With the sweltering heat of a Friday afternoon combined with yet another traffic jam on the Champlain bridge, almost any price might be considered worth paying for quicker and more accessible transportation. The Réseau express métropolitain (REM), also known as the Montreal light-rail network, aims to provide a solution to Montreal’s congestion by December 2020.
With a projected budget of $6.3 billion, the REM will be a 67-kilometre fully automated public electric rail system linking the South Shore, the West Island, the airport, the North Shore, the Deux-Montagnes line, and downtown Montreal. Proponents toute the project for its environmental benefits, although members of the public, architectural experts, and environmentalists have critiqued the haste with which it has been pushed through approval and implementation.

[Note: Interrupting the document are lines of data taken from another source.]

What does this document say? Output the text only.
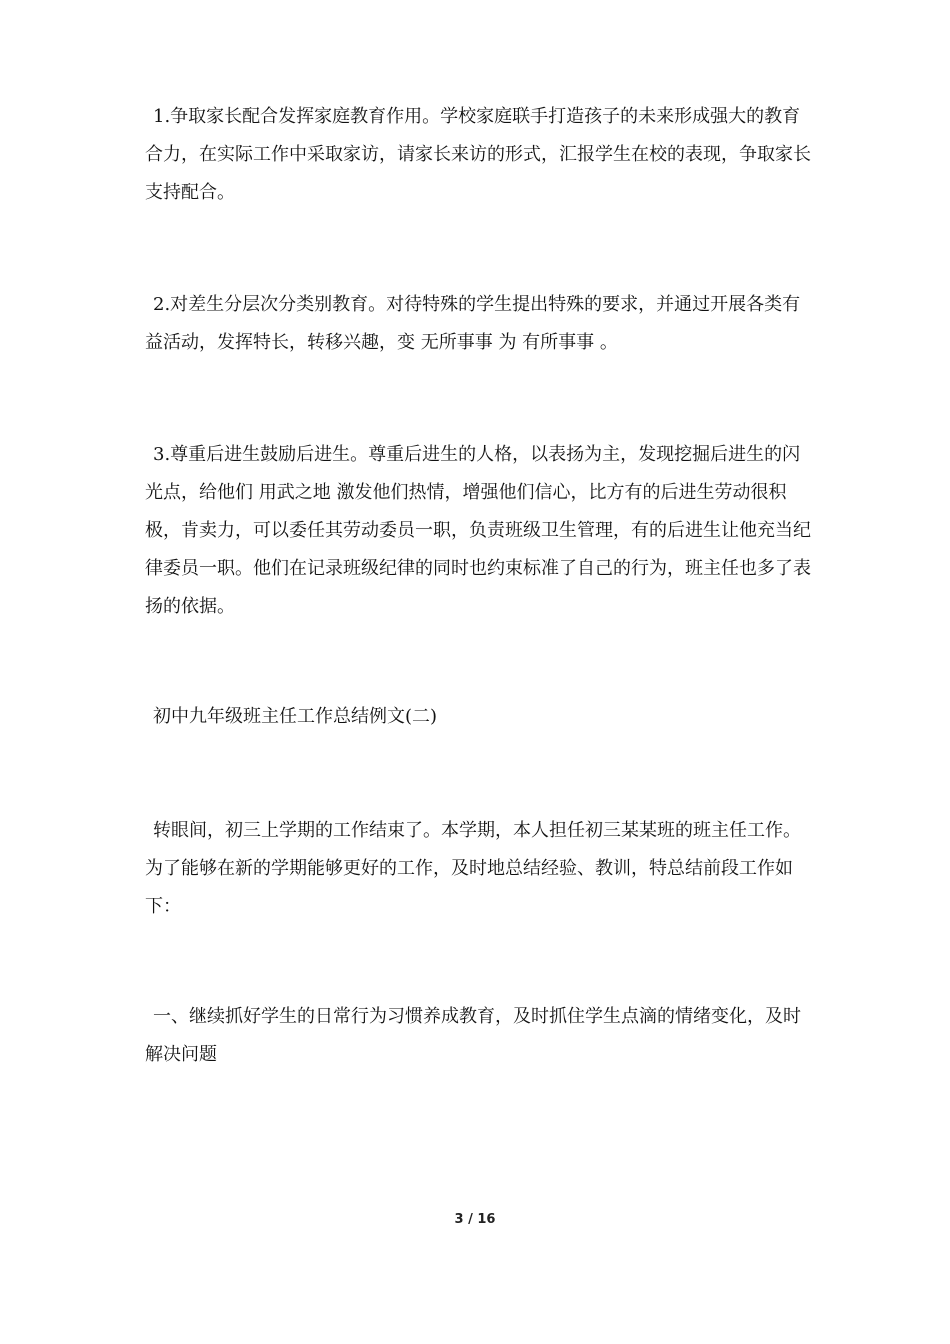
1.争取家长配合发挥家庭教育作用。学校家庭联手打造孩子的未来形成强大的教育合力，在实际工作中采取家访，请家长来访的形式，汇报学生在校的表现，争取家长支持配合。

2.对差生分层次分类别教育。对待特殊的学生提出特殊的要求，并通过开展各类有益活动，发挥特长，转移兴趣，变 无所事事 为 有所事事 。

3.尊重后进生鼓励后进生。尊重后进生的人格，以表扬为主，发现挖掘后进生的闪光点，给他们 用武之地 激发他们热情，增强他们信心，比方有的后进生劳动很积极，肯卖力，可以委任其劳动委员一职，负责班级卫生管理，有的后进生让他充当纪律委员一职。他们在记录班级纪律的同时也约束标准了自己的行为，班主任也多了表扬的依据。

初中九年级班主任工作总结例文(二)

转眼间，初三上学期的工作结束了。本学期，本人担任初三某某班的班主任工作。为了能够在新的学期能够更好的工作，及时地总结经验、教训，特总结前段工作如下：

一、继续抓好学生的日常行为习惯养成教育，及时抓住学生点滴的情绪变化，及时解决问题

3 / 16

Nonetheless, the consensus is that building some form of transit system is important for the long-term energy sustainability of cities. A report also suggests that an increased reliance on public transit could help Quebec’s economy by allowing the province to reallocate funds from oil consumption to job creation.

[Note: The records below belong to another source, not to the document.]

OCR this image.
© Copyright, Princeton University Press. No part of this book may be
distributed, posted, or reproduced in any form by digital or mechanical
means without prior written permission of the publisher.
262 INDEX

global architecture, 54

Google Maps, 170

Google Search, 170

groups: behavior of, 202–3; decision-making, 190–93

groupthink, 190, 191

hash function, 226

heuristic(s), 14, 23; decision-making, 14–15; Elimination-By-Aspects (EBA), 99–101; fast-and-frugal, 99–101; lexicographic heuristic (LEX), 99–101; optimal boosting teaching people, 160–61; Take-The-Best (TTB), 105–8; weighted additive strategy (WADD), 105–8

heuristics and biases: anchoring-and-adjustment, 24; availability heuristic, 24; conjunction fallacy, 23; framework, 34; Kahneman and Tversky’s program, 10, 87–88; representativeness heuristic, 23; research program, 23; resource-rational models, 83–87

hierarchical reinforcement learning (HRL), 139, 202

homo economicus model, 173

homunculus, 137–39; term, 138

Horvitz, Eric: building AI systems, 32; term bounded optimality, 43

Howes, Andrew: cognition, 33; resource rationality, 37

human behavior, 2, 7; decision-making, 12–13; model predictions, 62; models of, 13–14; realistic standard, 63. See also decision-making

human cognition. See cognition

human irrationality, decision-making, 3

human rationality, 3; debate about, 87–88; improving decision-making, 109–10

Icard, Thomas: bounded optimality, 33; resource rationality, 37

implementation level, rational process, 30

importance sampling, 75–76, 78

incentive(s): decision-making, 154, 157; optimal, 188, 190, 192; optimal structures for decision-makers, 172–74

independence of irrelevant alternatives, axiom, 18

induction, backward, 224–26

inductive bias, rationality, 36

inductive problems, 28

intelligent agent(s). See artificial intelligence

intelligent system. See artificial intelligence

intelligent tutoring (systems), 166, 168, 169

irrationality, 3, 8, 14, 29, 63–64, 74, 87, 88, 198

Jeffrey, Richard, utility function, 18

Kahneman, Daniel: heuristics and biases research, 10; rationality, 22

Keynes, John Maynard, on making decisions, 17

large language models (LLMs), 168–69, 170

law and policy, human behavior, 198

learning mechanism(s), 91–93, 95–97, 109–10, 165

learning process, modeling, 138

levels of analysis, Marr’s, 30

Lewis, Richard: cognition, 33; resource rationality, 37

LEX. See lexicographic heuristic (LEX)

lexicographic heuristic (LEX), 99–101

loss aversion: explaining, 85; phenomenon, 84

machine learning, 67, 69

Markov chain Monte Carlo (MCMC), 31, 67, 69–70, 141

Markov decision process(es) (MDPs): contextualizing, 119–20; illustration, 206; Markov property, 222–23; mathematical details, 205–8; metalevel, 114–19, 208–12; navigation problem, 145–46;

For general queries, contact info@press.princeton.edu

“Usually, public transport, whether it is a bus or a tramway, uses less energy than cars,” Richard Shearmur, Director of the School of Urban Planning, said.

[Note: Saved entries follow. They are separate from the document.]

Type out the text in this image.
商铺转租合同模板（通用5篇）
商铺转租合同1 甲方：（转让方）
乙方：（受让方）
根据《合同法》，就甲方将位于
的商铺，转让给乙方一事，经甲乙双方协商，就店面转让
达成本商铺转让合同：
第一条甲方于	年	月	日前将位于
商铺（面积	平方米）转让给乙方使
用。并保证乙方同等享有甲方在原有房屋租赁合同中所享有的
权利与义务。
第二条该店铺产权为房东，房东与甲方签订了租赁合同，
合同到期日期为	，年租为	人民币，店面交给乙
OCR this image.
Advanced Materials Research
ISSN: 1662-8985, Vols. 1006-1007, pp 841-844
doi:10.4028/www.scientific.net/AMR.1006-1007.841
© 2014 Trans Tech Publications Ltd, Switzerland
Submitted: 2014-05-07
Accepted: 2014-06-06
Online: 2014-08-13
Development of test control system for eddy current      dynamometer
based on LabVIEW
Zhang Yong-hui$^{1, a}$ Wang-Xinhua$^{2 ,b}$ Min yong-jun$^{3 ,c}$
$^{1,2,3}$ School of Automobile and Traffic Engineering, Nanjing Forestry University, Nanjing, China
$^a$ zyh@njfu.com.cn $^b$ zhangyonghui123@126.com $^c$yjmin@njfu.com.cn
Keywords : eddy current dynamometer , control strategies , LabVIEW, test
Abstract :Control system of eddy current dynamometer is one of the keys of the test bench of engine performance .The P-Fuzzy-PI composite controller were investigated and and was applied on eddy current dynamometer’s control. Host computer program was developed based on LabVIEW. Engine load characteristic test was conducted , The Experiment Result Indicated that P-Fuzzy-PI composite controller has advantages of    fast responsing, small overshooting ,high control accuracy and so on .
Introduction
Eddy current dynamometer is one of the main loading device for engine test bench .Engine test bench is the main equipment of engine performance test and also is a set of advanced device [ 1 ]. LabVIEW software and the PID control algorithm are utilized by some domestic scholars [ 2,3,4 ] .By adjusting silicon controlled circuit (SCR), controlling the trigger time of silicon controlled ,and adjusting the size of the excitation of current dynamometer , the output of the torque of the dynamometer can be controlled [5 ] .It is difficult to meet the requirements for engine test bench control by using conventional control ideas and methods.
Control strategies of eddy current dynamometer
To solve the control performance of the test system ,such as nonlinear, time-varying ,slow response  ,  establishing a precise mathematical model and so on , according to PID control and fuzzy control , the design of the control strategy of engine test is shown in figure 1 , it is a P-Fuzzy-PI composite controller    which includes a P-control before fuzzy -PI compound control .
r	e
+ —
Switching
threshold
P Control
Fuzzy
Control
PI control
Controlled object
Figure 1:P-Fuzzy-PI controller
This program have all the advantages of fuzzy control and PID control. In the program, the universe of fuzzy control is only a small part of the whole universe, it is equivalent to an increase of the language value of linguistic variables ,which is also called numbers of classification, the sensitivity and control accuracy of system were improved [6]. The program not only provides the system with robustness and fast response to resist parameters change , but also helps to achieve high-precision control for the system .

However, as much as public transportation might appear to be an obvious solution to reducing carbon emissions, building a new transit system still has environmental repercussions. As a rule of thumb, steps to make transportation more efficient tend to encourage more of it.
“Every study that has ever looked at traffic over the last seventy years has shown that when there is extra road capacity, new people actually get into their cars,” Shearmur said. “People that wouldn’t usually drive into town [tend] to come into the city.”
Furthermore, in addition to the debate among experts over the increased carbon emissions caused by transit systems, environmentalists question whether the municipal government has done its due diligence when considering the ecological impact of the REM project in particular. The project would involve cutting 20 hectares of trees and shrubs containing the largest heron nesting colony on the West Island.
“[The REM project] has been very divisive because it has been imposed [on the city] rather than consulted about,” Shearmur said. “What we need is legitimate consultations [between environmental experts and city planners] where real alternatives are considered.”
Proper consultation is a crucial part of any large-scale project with implications for the surrounding wildlife and their habitats. Critics suggest that the REM project has not undergone adequate analysis. The province’s environmental review agency, the Bureau d’audiences publiques sur l’environnement (BAPE), concluded in Jan. 2017 that the project lacks key information on its costs and environmental effects while contributing little to public transport availability.
“[There] needs to be qualified, non-political people [in] a balanced committee to make a decision,” Avi Friedman, professor in the School of Architecture, said.
In response to the outcry from environmentalists about a lack of appropriate consultation, the city of Montreal promises to plant 250,000 trees to offset the CO2 emissions of this project, 100,000 of which have already been planted. Nevertheless, environmentalists are in the process of appealing to the Quebec courts to halt the process in order to allow for ‘meaningful’ hearings on the project.